Die Bibel: Ist sie richtig überliefert?

Kann ich der Bibel vertrauen? Ist der Text zuverlässig?

von Andi
Ein Teil des Papyrus 66, das fast das gesamte Johannesevangelium enthält. Ein Hinweis dass die Bibel richtig überliefert ist.

Teil 1 findest du hier: Die Bibel – ist sie glaubwürdig? Auch wenn die Bibel für dich glaubwürdig ist, sind noch nicht alle Fragen geklärt, denn: Wurde sie auch richtig überliefert? Haben wir den Text so vorliegen, wie er damals geschrieben wurde? Kritiker behaupten, er wurde im Lauf der Jahrhunderte verfälscht. Können wir dem heute verfügbaren Text vertrauen?

1. Die Überlieferung des Alten Testaments

Jahrhundertelang war die älteste vollständige Bibel des Alten Testaments (= der hebräischen Bibel, des Tanach) der Codex Leningradensis (1008 n. Chr.). Die älteste Grundlage dieses Textes stammt aus 895 n.

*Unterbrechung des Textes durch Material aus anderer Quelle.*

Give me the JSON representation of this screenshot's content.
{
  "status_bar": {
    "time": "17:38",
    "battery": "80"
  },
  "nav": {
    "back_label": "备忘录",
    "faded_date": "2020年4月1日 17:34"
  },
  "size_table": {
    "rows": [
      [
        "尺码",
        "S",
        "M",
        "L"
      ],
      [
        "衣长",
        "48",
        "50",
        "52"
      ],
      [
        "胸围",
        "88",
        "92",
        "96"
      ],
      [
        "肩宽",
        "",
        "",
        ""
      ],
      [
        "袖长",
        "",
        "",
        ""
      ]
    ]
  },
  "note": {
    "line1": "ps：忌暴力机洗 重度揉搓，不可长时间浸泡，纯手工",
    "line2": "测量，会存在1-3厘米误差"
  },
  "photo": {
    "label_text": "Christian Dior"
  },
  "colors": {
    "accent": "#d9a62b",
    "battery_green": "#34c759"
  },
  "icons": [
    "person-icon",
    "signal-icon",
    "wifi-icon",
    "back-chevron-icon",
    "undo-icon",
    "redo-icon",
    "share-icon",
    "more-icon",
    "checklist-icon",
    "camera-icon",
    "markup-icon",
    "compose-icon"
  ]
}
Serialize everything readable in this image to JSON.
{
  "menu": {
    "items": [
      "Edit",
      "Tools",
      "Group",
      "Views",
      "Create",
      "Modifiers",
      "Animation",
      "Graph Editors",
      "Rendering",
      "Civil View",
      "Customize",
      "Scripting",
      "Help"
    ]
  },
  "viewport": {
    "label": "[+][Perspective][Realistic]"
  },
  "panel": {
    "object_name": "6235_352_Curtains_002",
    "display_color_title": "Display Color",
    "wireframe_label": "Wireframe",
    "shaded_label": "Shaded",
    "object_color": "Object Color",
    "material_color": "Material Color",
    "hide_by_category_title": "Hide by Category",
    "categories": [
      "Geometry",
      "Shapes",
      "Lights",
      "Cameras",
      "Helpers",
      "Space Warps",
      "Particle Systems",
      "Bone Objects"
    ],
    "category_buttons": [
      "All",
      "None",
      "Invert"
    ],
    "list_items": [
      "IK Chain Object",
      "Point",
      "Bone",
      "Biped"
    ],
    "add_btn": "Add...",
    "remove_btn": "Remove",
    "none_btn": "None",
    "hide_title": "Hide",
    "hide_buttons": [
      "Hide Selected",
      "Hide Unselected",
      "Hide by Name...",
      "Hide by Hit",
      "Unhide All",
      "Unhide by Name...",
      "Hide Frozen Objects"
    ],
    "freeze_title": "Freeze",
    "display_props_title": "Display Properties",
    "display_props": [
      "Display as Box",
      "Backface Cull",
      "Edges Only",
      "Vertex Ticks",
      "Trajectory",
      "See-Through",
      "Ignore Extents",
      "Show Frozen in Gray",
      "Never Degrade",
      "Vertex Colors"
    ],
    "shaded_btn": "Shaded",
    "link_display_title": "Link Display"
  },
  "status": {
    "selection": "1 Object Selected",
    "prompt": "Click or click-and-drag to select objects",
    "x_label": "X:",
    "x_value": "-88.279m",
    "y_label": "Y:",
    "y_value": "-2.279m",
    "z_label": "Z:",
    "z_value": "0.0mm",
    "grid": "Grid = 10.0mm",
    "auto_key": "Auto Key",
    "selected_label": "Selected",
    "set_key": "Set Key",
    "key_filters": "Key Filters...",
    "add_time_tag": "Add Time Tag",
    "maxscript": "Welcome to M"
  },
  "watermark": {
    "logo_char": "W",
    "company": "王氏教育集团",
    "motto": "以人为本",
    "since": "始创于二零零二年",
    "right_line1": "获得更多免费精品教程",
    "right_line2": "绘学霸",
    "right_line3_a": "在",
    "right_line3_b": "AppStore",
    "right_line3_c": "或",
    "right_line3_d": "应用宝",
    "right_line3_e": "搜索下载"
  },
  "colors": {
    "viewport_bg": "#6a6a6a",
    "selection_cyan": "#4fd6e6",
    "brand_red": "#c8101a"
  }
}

Chr. (der Kairo-Codex).

Bibelkritiker bezweifelten aufgrund dieser relativ jungen Abschrift die ordentliche Überlieferung der Texte. Bis dann weitere Funde die Richtigkeit bestätigten:

1.1 Qumran Funde: Die Jesajarolle als Beweis für zuverlässige Überlieferung

In einer Höhle in Qumran am Toten Meer fand man in den 1950er Jahren ca. 200 Texte der hebräischen Bibel. Unter den Funden war ein vollständig erhaltene Jesajarolle mit dem kompletten Text. Die Rolle wird auf ca. 200 v. Chr. datiert, sie ist also ca. 1100 Jahre älter als der bisher älteste Text! Forscher haben den Text der Qumran-Rolle verglichen mit dem, den wir heute in der Bibel lesen können. Es stellte sich heraus, dass die Überlieferung äußerst zuverlässig ist.

Schauen wir uns dies an einem Beispiel an:

„Von den 166 Wörtern in Jesaja 53 sind nur 17 Buchstaben fraglich. Zehn dieser Buchstaben betreffen lediglich die Rechtschreibung, ohne Einfluss auf die Bedeutung. Vier weitere Buchstaben sind geringfügige stilistische Veränderungen, z.B. Konjunktionen. Die restlichen drei Buchstaben ergeben das Wort ‚Licht‘, welches in Vers 11 hinzugefügt wird, aber die Bedeutung nicht sehr beeinflusst. … Somit gibt es in einem Kapitel von 166 Wörtern nur ein Wort (mit 3 Buchstaben), das nach 1000 Jahren der Überlieferung in Frage steht – und dieses Wort ändert die Bedeutung der Schriftstelle nicht sonderlich.“

Geisler/Nix: A General Introduction to the Bible“ (Moody Press 1968, S. 263), zitiert bei Mario Wahnschaffe

Das im Zitat erwähnte eine hinzugefügte Wort wird außerdem durch eine weitere Schriftrolle aus der Qumranhöhle und durch die Septuaginta bestätigt. Man kann somit davon ausgehen, dass dieses Wort den Originaltext widerspiegelt (die Septuaginta ist die griechische Übersetzung des hebräischen Alten Testaments; die Jesajarolle wurde darin ca. 150 v. Chr. übersetzt).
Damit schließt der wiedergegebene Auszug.